I consider myself someone who hates indoor training a little less than most. With the right playlist, a specific workout and a good fan, it can be a satisfying and zen-like experience. Without the usual distractions of the road, it is easy to focus on the task and hand, therefore getting a very effective workout in a relatively short period of time. Plus if you can get a good group of friends together, it can also be a fun and social way to pass the winter months. It’s like a cocktail party where everyone wears spandex and smells like armpit.
Having said that, I’ve always felt there was a certain something missing from my indoor workouts: The Element of Danger.
So when my friend Brian offered to let me try out his rollers, I leapt at the opportunity. I’ve heard great things about training on rollers – in addition to having old school panache, they are a better simulation of riding on the road, help your core strength, balance and bike handling.
And they can kill you.
On a traditional trainer, the back wheel of the bike is secured in a stand, making falling not impossible, but very difficult. On rollers, the bike is completely unsupported, with the back wheel in between two rolling cylinders, and the front wheel behind one cylinder, like so:
No, that’s not my bike. But it’s the best image the interwebs had to offer. Typically, there is someone riding the bike.

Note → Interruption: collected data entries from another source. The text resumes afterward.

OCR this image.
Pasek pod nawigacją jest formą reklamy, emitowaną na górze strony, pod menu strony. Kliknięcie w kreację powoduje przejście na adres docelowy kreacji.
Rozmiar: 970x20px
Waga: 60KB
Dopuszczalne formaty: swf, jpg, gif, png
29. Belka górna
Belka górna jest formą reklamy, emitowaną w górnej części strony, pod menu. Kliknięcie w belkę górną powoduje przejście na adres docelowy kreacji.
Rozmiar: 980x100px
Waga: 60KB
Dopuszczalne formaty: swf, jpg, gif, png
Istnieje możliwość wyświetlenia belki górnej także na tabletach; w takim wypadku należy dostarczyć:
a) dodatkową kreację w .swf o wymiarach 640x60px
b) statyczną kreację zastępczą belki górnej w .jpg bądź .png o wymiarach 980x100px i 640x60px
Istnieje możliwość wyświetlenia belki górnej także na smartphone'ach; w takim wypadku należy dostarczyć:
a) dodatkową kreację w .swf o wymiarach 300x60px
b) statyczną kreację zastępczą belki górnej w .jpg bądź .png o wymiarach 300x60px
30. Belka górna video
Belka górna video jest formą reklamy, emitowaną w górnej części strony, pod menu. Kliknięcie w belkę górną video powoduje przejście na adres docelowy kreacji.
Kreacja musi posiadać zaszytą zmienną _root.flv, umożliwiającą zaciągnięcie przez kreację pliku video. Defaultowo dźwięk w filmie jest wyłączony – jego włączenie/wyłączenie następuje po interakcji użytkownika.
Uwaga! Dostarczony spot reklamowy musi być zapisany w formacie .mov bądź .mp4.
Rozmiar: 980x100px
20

When I mentioned I was trying rollers for the first time, I got tons of helpful tips from friends willing to share their wisdom. For your convenience, I have compiled these many wisdoms into a Comprehensive Newbie’s Guide to Not Sucking or Dying on Rollers:
1) Relax – This is easier said than done. On my first attempts, after 10 minutes of easy spinning my heart was racing, I was breathing heavy and I was soaked in sweat. I couldn’t let go of the wall if my life depended on it. Which it did. On the upside, I probably got an hour’s worth of cardio in 10 minutes.
2) Keep the area free of objects that could harm you. Oh… like this?
Nothing that a roll of duct tape and some bubblewrap can’t fix.
3) Pay Attention – Anyone who knows me well knows that this point is ridiculous. As someone who could easily forget to wear pants, spending any more than 17 seconds with my mind on one task is hopeless. This could indeed be the sugar in the gas tank of this little experiment. Plus, if this means I can’t watch zombie movies during my endurance workouts, sorry… I’m out.
4) Don’t look at your wheel, but rather a couple of feet ahead of you. Focusing on your wheel will cause you to overcompensate your steering. Good thing I have such a spectacular view.
Perhaps a little redecorating is in order
Oh please. Like you don’t have a Farrah poster in front of YOUR trainer.
5) Someone told me “Don’t stop pedalling!”… Like forever? What if I have to go to the bathroom? Or to work? This advice seems impractical, so I think I’ll ignore it.
6) Do it in a hallway, beside a wall, with two chairs on either side of you, outside on the grass. Or something like that. The idea being you have something to hold on to in the event of sudden and accidental ejection.
7) Keep the area free of pets you do not want to kill.
8} If you are watching TV, set yourself up in the centre of the screen or you’ll start to drift. And for God’s sake don’t watch car chases or Formula One. (As long as zombies are ok, I’m good.)
9) DO NOT USE THEM UNTIL IT SNOWS. (or if you do, don’t tell anyone)
10) Don’t fall. Because if you do, you’ll be embarrassed and it hurts.
I’m happy to report that after a few tries I think I have the hang of it. It’s scary, challenging and even a little fun. It will take a while before I can reach for my water bottle without stopping, or stand up, ride with no hands and juggle chainsaws, but those things will come – because it is entirely possible to teach an old dog new tricks, especially if the tricks are old school and dangerous.